A Wall Street Journal survey released Wednesday found Trump, 77, is leading in Michigan, Pennsylvania and Georgia by between one and three percentage points and in North Carolina, Arizona and Nevada by at or more than the poll’s four-point margin of error.
Biden, 81, and the former president are also tied in a head-to-head matchup in the blue wall state of Wisconsin, but the Democrat holds a three-point lead when adding in candidates from outside both of the major parties.
With the exception of North Carolina, the six states polled handed Biden his victory over Trump four years ago, driven in large part by a coalition of black, Hispanic and young voters.
That coalition is now flagging, with just 68% of black voters, 50% of voters under the age of 30 and 48% of Hispanic voters supporting the president for another term.
According to AP VoteCast, Biden won black voters in 2020 by 91 percentage points, Hispanic voters by 63 points and voters under 30 by 61 points.
The seven battleground states comprise 93 of the 270 Electoral College votes needed for either candidate to win in November — and Trump’s lead in the six competitive contests holds even when factoring in third-party and independent candidates.
Robert F. Kennedy Jr., the only independent candidate registering double-digit support in some of the states, announced Monday that his campaign had qualified for the ballot in North Carolina, while the Green Party has secured a place on 2024 ballots in Michigan, Wisconsin, North Carolina and Arizona.
The poll found that one-quarter of voters in the swing states support independent or third-party candidates or remain undecided on their general election candidate.
“Don’t look at these people as excited by third-party candidates,” cautioned Democratic pollster Michael Bocian, who conducted the survey alongside veteran GOP pollster Tony Fabrizio.
“They are saying, ‘I’m toying with some other options because I don’t like the options I’ve been given,’” Bocian told the Journal, adding that voters have typically given similar responses in polls before reluctantly backing either the Republican or Democratic nominee.
In all seven states surveyed, voters rated Biden’s job performance negatively by margins of 16 percentage points or more.
Meanwhile, Trump received a negative job performance rating in just one of the seven states: Arizona.
By the issues, a majority of the voters said Trump was the better candidate to handle the economy and border security, with 54% and 52% backing the former president, respectively.
Just 34% said Biden was the better pick for dealing with the economy, and 32% favored the president on immigration issues.
Notably, just 28% said Biden has the “mental and physical fitness needed to be president.”
A plurality of voters (48%) said Trump had the requisite mental and physical capabilities.
However, Biden is beating Trump on the issue of abortion, with 45% of the swing-state voters preferring the president to the 33% who favor the former president on the issue that was relegated to the states after the Supreme Court struck down Roe v. Wade in 2022.
More than six in 10 voters in the six swing states, four of which have Democratic governors, said that the economy is “not so good” or “poor,” while 57% gave the same rating in Wisconsin.

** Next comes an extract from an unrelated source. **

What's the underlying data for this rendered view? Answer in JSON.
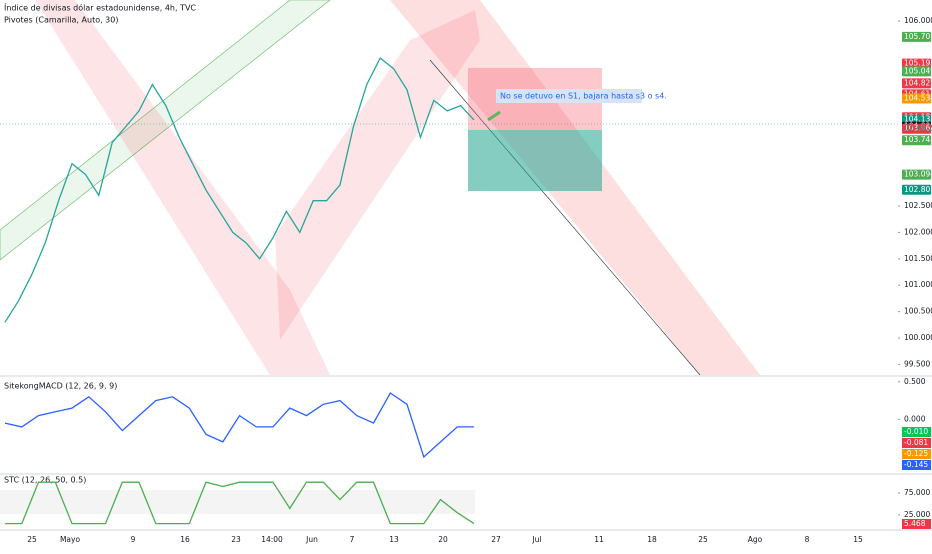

Similarly, 68% of voters said it was increasingly difficult for the average American to get a leg up in the current economy, whereas 26% described that mobility as “getting easier.”
Nearly half (49%) said their personal finances “were going in the wrong direction,” while 46% rated their finances as headed “in the right direction.”
Overall, 35% of voters said the economy and inflation were the most critical issues determining their 2024 vote — an increase of 16 percentage points since the last Journal survey in February.
Just 25% said the economy has improved in the two years since inflation reached a 40-year high, which is a six-point lower rating than the Journal’s nationwide poll found among voters.
The “economic malaise,” said Fabrizio, who began working for the Trump campaign after the poll was finished, is “like a wet blanket that sits over everything” — including Biden’s flagging job performance numbers.
Bocian also told the outlet that the economic indicators were a political liability for the president heading into his re-election bid
“Whether they can take advantage of that opportunity — not make people feel everything’s going great, but better than they’re currently feeling — I think is a big challenge in front of them,” he said.
The Wall Street Journal poll surveyed 4,200 registered voters — 600 in each battleground state — from March 17 to 24, with a margin of error of plus or minus four percentage points in each state and 1.5 percentage points for the whole sample.